Laman

Rabu, 13 April 2011

Bajak Laut Somalia, Miliuner Bercelana Kolor

Mereka bersenjata, tapi tak berseragam. Demikianlah para perompak di Somalia itu tampil. Berkaus oblong, kemeja kumal, dan celana pendek. Aksesoris lain, dan ini sepertinya wajib: senapan AK 47, disandang di bahu.

Seorang warga Indonesia, Aep Saepudin, yang pernah disandera perompak di Somalia itu punya banyak cerita.
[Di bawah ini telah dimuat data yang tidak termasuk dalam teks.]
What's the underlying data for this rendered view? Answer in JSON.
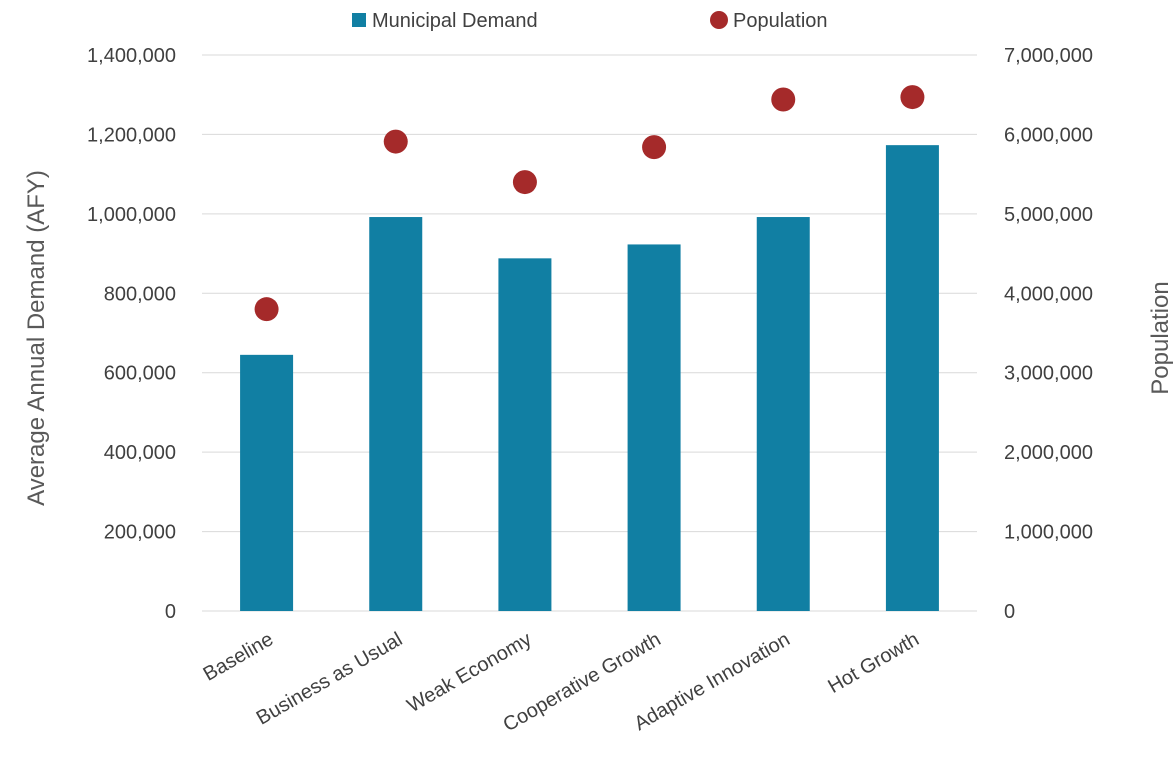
{
  "chart_data": {
    "type": "bar",
    "categories": [
      "Baseline",
      "Business as Usual",
      "Weak Economy",
      "Cooperative Growth",
      "Adaptive Innovation",
      "Hot Growth"
    ],
    "series": [
      {
        "name": "Municipal Demand",
        "type": "bar",
        "axis": "left",
        "values": [
          645000,
          992000,
          888000,
          923000,
          992000,
          1173000
        ]
      },
      {
        "name": "Population",
        "type": "scatter",
        "axis": "right",
        "values": [
          3800000,
          5910000,
          5400000,
          5840000,
          6440000,
          6470000
        ]
      }
    ],
    "ylabel": "Average Annual Demand (AFY)",
    "ylabel_right": "Population",
    "ylim": [
      0,
      1400000
    ],
    "ylim_right": [
      0,
      7000000
    ],
    "yticks": [
      "0",
      "200,000",
      "400,000",
      "600,000",
      "800,000",
      "1,000,000",
      "1,200,000",
      "1,400,000"
    ],
    "yticks_right": [
      "0",
      "1,000,000",
      "2,000,000",
      "3,000,000",
      "4,000,000",
      "5,000,000",
      "6,000,000",
      "7,000,000"
    ],
    "grid": true,
    "legend_position": "top-center",
    "colors": {
      "bar": "#117fa3",
      "point": "#a52a2a",
      "grid": "#d9d9d9"
    }
  }
}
Aep adalah korban penyanderaan kapal berbendera Taiwan Win Far 161 oleh perompak Somalia, pada 2009 lalu.
Para lanun Somalia yang sangar itu, kata Aep, berpakaian seadanya: kaus oblong, dan celana kolor.  "Mereka tak pakai alas kaki," kata Aep kepada VIVAnews.com, Selasa 12 April 2011 malam.
Sepuluh bulan di bawah cengkeraman para bajak laut, Aep mengerti benar ulah para badint samudera itu. "Gaya bicara mereka normal, seperti orang kebanyakan. Tapi karena mereka membawa senapan lengkap, jadi kastanya beda dengan kami (para sandera)," kata Aep.

Suatu ketika, pria asal Bandung itu mengaku, pernah masuk ke kampung para pembajak. "Tiga kru termasuk saya diajak salat Jumat bersama salah satu translator. Tak ada yang menonjol dari kehidupan mereka, biasa," kata Aep.

Usut punya usut, berdasarkan informasi yang ia dapat, termasuk dari sesama rekannya asal Rusia yang juga pernah jadi sandera pada 2009 silam itu, bos para pembajak bukanlah orang Somalia asli. "Ownernya bukan dari Somalia. Bos itulah yang mengatur skema penyerangan. Orang-orang Somalia hanya operator lapangan," kata Aep.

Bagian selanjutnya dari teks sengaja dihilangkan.